Comment by 8fingerlouie

2 years ago

I'm not well enough versed in the Linux kernel to comment on the post, but as a funny anecdote, 15 years ago, we were developing a system that relied heavily on using as many cores as possible simultaneously.

Performance was critical, and we had beefy developer machines (for the time), all with 8 cores. Development was done in C++, and as the project progressed the system performed very well, and more than exceeded our performance goals.

Fast forward a couple of years and it became time to put the thing into production on a massive 128 core Windows server.

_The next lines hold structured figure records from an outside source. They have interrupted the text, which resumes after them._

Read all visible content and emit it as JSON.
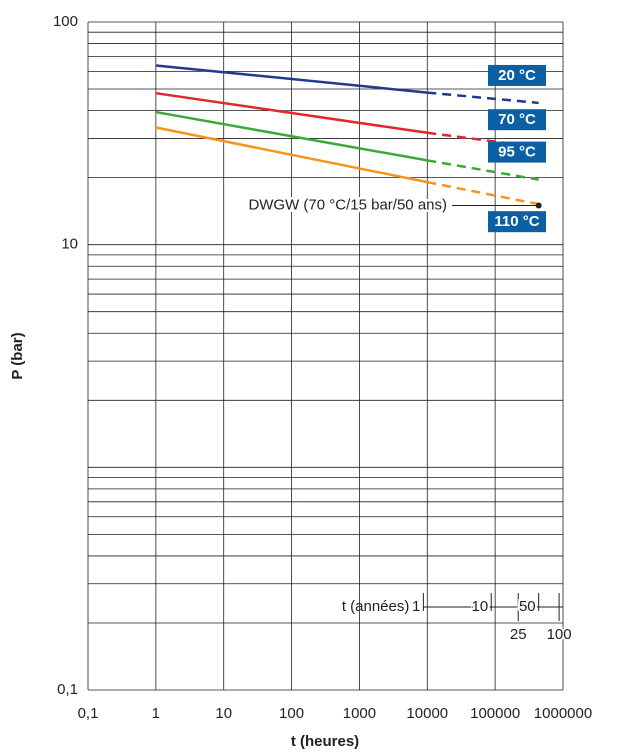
{
  "chart_data": {
    "type": "line",
    "x_label": "t (heures)",
    "y_label": "P (bar)",
    "xscale": "log",
    "yscale": "log",
    "xlim": [
      0.1,
      1000000
    ],
    "ylim": [
      0.1,
      100
    ],
    "xticks": [
      {
        "value": 0.1,
        "label": "0,1"
      },
      1,
      10,
      100,
      1000,
      10000,
      100000,
      1000000
    ],
    "yticks": [
      {
        "value": 0.1,
        "label": "0,1"
      },
      10,
      100
    ],
    "yminor": [
      0.2,
      0.3,
      0.4,
      0.5,
      0.6,
      0.7,
      0.8,
      0.9,
      1,
      2,
      3,
      4,
      5,
      6,
      7,
      8,
      9,
      20,
      30,
      40,
      50,
      60,
      70,
      80,
      90
    ],
    "grid": true,
    "x": [
      1,
      10000,
      438000
    ],
    "series": [
      {
        "name": "20 °C",
        "color": "#1f3a8f",
        "values": [
          63.8,
          48.2,
          43.3
        ]
      },
      {
        "name": "70 °C",
        "color": "#e3262b",
        "values": [
          47.9,
          31.8,
          27.4
        ]
      },
      {
        "name": "95 °C",
        "color": "#3aaa35",
        "values": [
          39.4,
          23.9,
          19.6
        ]
      },
      {
        "name": "110 °C",
        "color": "#f7941d",
        "values": [
          33.6,
          19.1,
          15.2
        ]
      }
    ],
    "label_color": "#0b5fa5",
    "annotation": {
      "text": "DWGW (70 °C/15 bar/50 ans)",
      "x": 438000,
      "y": 15
    },
    "year_axis": {
      "label": "t (années)",
      "xlim": [
        1.14155e-05,
        114.155
      ],
      "ticks": [
        1,
        10,
        25,
        50,
        100
      ]
    }
  }
}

Much to our surprise the performance completely tanked when scaled to all 128 cores.

After much debugging, it turned out that the system spent most of its time context switching instead of doing actual work, and because we used atomic operations for message queue functionality (compare & swap), it effectively meant clearing the cache for every core working with/on that piece of heap memory, so every time a task passed a message to something else, it effectively reset the CPU cache, which would then have to be refetched from RAM. This was not (as big) a problem on the developer machines, as there were fewer cores and each task had more work queued up for it, but with 16 as many cores to work with, it simply ran out of tasks to do faster.

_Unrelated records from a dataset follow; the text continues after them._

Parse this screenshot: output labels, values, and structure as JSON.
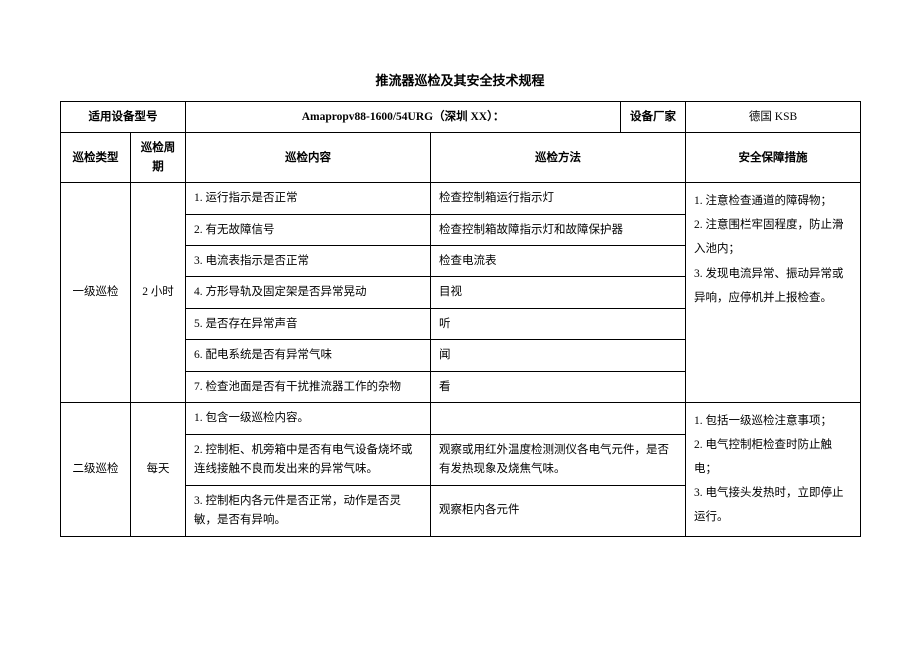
{
  "title": "推流器巡检及其安全技术规程",
  "headerRow": {
    "modelLabel": "适用设备型号",
    "modelValue": "Amapropv88-1600/54URG（深圳 XX）：",
    "vendorLabel": "设备厂家",
    "vendorValue": "德国 KSB"
  },
  "columnHeaders": {
    "type": "巡检类型",
    "period": "巡检周期",
    "content": "巡检内容",
    "method": "巡检方法",
    "safety": "安全保障措施"
  },
  "level1": {
    "type": "一级巡检",
    "period": "2 小时",
    "rows": [
      {
        "content": "1. 运行指示是否正常",
        "method": "检查控制箱运行指示灯"
      },
      {
        "content": "2. 有无故障信号",
        "method": "检查控制箱故障指示灯和故障保护器"
      },
      {
        "content": "3. 电流表指示是否正常",
        "method": "检查电流表"
      },
      {
        "content": "4. 方形导轨及固定架是否异常晃动",
        "method": "目视"
      },
      {
        "content": "5. 是否存在异常声音",
        "method": "听"
      },
      {
        "content": "6. 配电系统是否有异常气味",
        "method": "闻"
      },
      {
        "content": "7. 检查池面是否有干扰推流器工作的杂物",
        "method": "看"
      }
    ],
    "safety": "1. 注意检查通道的障碍物；\n2. 注意围栏牢固程度，防止滑入池内；\n3. 发现电流异常、振动异常或异响，应停机并上报检查。"
  },
  "level2": {
    "type": "二级巡检",
    "period": "每天",
    "rows": [
      {
        "content": "1. 包含一级巡检内容。",
        "method": ""
      },
      {
        "content": "2. 控制柜、机旁箱中是否有电气设备烧坏或连线接触不良而发出来的异常气味。",
        "method": "观察或用红外温度检测测仪各电气元件，是否有发热现象及烧焦气味。"
      },
      {
        "content": "3. 控制柜内各元件是否正常，动作是否灵敏，是否有异响。",
        "method": "观察柜内各元件"
      }
    ],
    "safety": "1. 包括一级巡检注意事项；\n2. 电气控制柜检查时防止触电；\n3. 电气接头发热时，立即停止运行。"
  }
}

The "cure" was to limit the system to run on 8 cores just like the developer machines, and AFAIK it still runs in that way all these years later.

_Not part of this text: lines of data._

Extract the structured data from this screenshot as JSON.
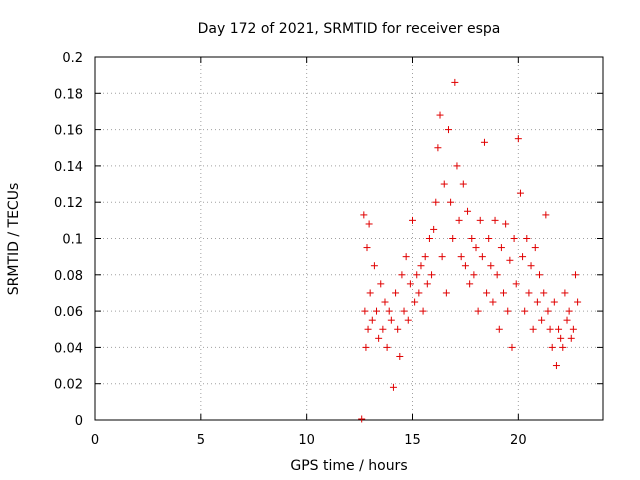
{
  "chart_data": {
    "type": "scatter",
    "title": "Day 172 of 2021, SRMTID for receiver espa",
    "xlabel": "GPS time / hours",
    "ylabel": "SRMTID / TECUs",
    "xlim": [
      0,
      24
    ],
    "ylim": [
      0,
      0.2
    ],
    "xticks": [
      0,
      5,
      10,
      15,
      20
    ],
    "xtick_labels": [
      "0",
      "5",
      "10",
      "15",
      "20"
    ],
    "yticks": [
      0,
      0.02,
      0.04,
      0.06,
      0.08,
      0.1,
      0.12,
      0.14,
      0.16,
      0.18,
      0.2
    ],
    "ytick_labels": [
      "0",
      "0.02",
      "0.04",
      "0.06",
      "0.08",
      "0.1",
      "0.12",
      "0.14",
      "0.16",
      "0.18",
      "0.2"
    ],
    "grid": true,
    "marker": "+",
    "color": "#e00000",
    "series": [
      {
        "name": "SRMTID",
        "marker_shape": "plus",
        "x": [
          12.7,
          12.75,
          12.8,
          12.85,
          12.9,
          12.95,
          13.0,
          13.1,
          13.2,
          13.3,
          13.4,
          13.5,
          13.6,
          13.7,
          13.8,
          13.9,
          14.0,
          14.1,
          14.2,
          14.3,
          14.4,
          14.5,
          14.6,
          14.7,
          14.8,
          14.9,
          15.0,
          15.1,
          15.2,
          15.3,
          15.4,
          15.5,
          15.6,
          15.7,
          15.8,
          15.9,
          16.0,
          16.1,
          16.2,
          16.3,
          16.4,
          16.5,
          16.6,
          16.7,
          16.8,
          16.9,
          17.0,
          17.1,
          17.2,
          17.3,
          17.4,
          17.5,
          17.6,
          17.7,
          17.8,
          17.9,
          18.0,
          18.1,
          18.2,
          18.3,
          18.4,
          18.5,
          18.6,
          18.7,
          18.8,
          18.9,
          19.0,
          19.1,
          19.2,
          19.3,
          19.4,
          19.5,
          19.6,
          19.7,
          19.8,
          19.9,
          20.0,
          20.1,
          20.2,
          20.3,
          20.4,
          20.5,
          20.6,
          20.7,
          20.8,
          20.9,
          21.0,
          21.1,
          21.2,
          21.3,
          21.4,
          21.5,
          21.6,
          21.7,
          21.8,
          21.9,
          22.0,
          22.1,
          22.2,
          22.3,
          22.4,
          22.5,
          22.6,
          22.7,
          22.8
        ],
        "y": [
          0.113,
          0.06,
          0.04,
          0.095,
          0.05,
          0.108,
          0.07,
          0.055,
          0.085,
          0.06,
          0.045,
          0.075,
          0.05,
          0.065,
          0.04,
          0.06,
          0.055,
          0.018,
          0.07,
          0.05,
          0.035,
          0.08,
          0.06,
          0.09,
          0.055,
          0.075,
          0.11,
          0.065,
          0.08,
          0.07,
          0.085,
          0.06,
          0.09,
          0.075,
          0.1,
          0.08,
          0.105,
          0.12,
          0.15,
          0.168,
          0.09,
          0.13,
          0.07,
          0.16,
          0.12,
          0.1,
          0.186,
          0.14,
          0.11,
          0.09,
          0.13,
          0.085,
          0.115,
          0.075,
          0.1,
          0.08,
          0.095,
          0.06,
          0.11,
          0.09,
          0.153,
          0.07,
          0.1,
          0.085,
          0.065,
          0.11,
          0.08,
          0.05,
          0.095,
          0.07,
          0.108,
          0.06,
          0.088,
          0.04,
          0.1,
          0.075,
          0.155,
          0.125,
          0.09,
          0.06,
          0.1,
          0.07,
          0.085,
          0.05,
          0.095,
          0.065,
          0.08,
          0.055,
          0.07,
          0.113,
          0.06,
          0.05,
          0.04,
          0.065,
          0.03,
          0.05,
          0.045,
          0.04,
          0.07,
          0.055,
          0.06,
          0.045,
          0.05,
          0.08,
          0.065
        ]
      }
    ],
    "annotations": [
      {
        "name": "zero-marker",
        "x": 12.6,
        "y": 0.0
      }
    ]
  }
}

It's amazing how much "optimization" you can achieve on modern systems by simply fencing process(es) to run within a cache region, or within a NUMA node. Even my homelab server with a P-core cluster and two E-cores clusters benefits massively from some simple cpusets to keep each process running within a cluster to mitigate context switching. Each P-cores has its own L2 cache, but E-core clusters share L2. Unfortunately all three clusters share a LLC, so there's only so much you can do.